Methods: The study population consisted of 932 patients with drug refractory atrial fibrillation (AF) planning to undergo AF ablation. All patients underwent cardiac CT or MRI and care was taken to obtain LAA frames. All patients were screened for history of TIA/stroke. LAAs were categorized into different morphologies which included Chicken Wing, Windsock, Cauliflower and Cactus.
Results: CT images of 499 patients and MRI images of 433 patients were analyzed (59±10 yrs, 79% male, BMI 27±4, EF 60±7, 14% CHADS2 ≥2). The LAA was categorized into four morphologies: 278(30%) patients were classified as Cactus, 451(48%) as Chicken Wing, 179(19%) as Windsock and 24(3%) as Cauliflower. Out of the 932 patients, 73(8%) patients had prior history of ischemic stroke or transient ischemic attack. The prevalence of pre-procedure stroke/TIA in Cactus, Chicken Wing, Windsock, and Cauliflower morphologies were 12%, 4%, 10%, and 18% respectively (p 0.003). After controlling for CHADS2 score, gender, and AF types in a multivariable logistic model, Chicken Wing morphology was found to be more likely to remain stroke-free (odds ratio 19, p= 0.043). In separate multivariate model we entered chicken wing as reference group and assessed the likelihood of stroke in other groups in relation to reference. Compared to chicken wing, Cactus had 4.08 times (p= 0.046), Windsock- 4.5 times (p=0.038), and Cauliflower 8.0 times (p=0.056) more likely to have an ischemic event.

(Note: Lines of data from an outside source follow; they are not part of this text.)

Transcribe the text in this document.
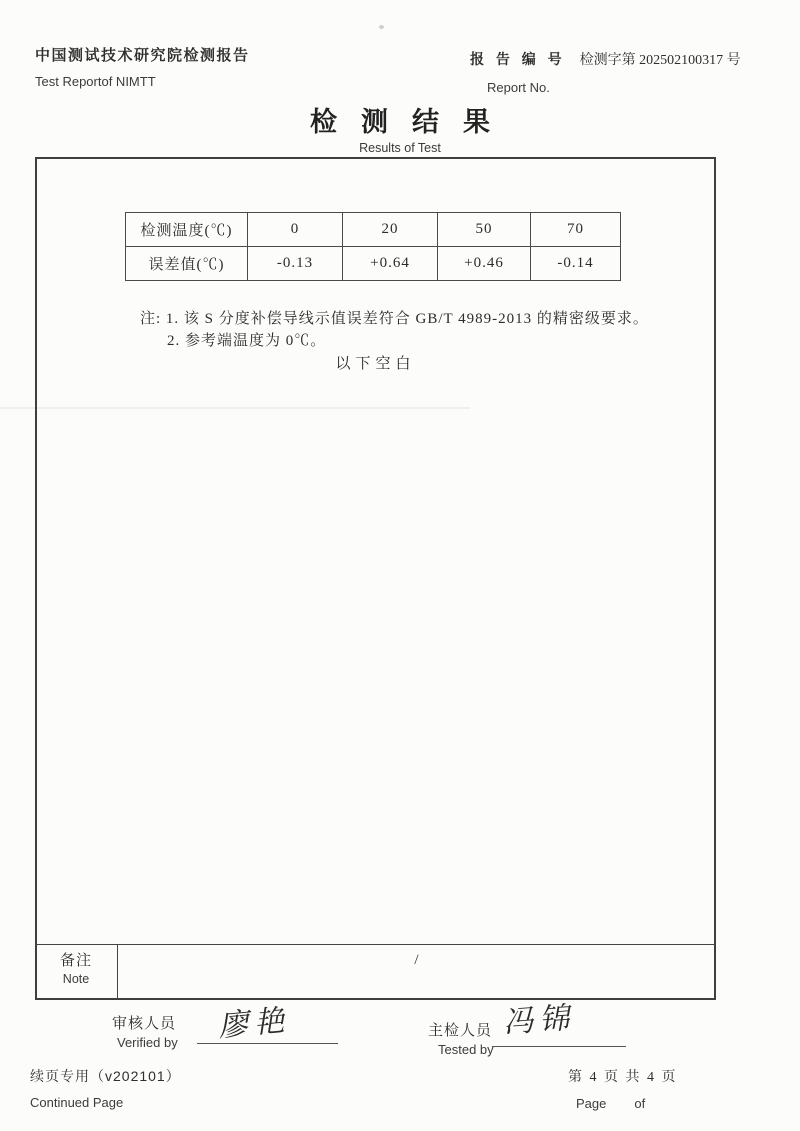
中国测试技术研究院检测报告
Test Reportof NIMTT
报 告 编 号 检测字第 202502100317 号
Report No.
检测结果
Results of Test
检测温度(℃)	0	20	50	70
误差值(℃)	-0.13	+0.64	+0.46	-0.14
注: 1. 该 S 分度补偿导线示值误差符合 GB/T 4989-2013 的精密级要求。
2. 参考端温度为 0℃。
以下空白
备注
Note
/
审核人员
Verified by 廖艳	主检人员
Tested by
冯锦
续页专用（v202101）
Continued Page
第 4 页 共 4 页
Page of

Conclusion: This study suggests that patients with chicken wing morphology are less likely to have an embolic event even after controlling for comorbidities. If confirmed, these results could have a relevant impact on the anticoagulation management of patients with an intermediate risk for stroke.
- © 2011 by American Heart Association, Inc.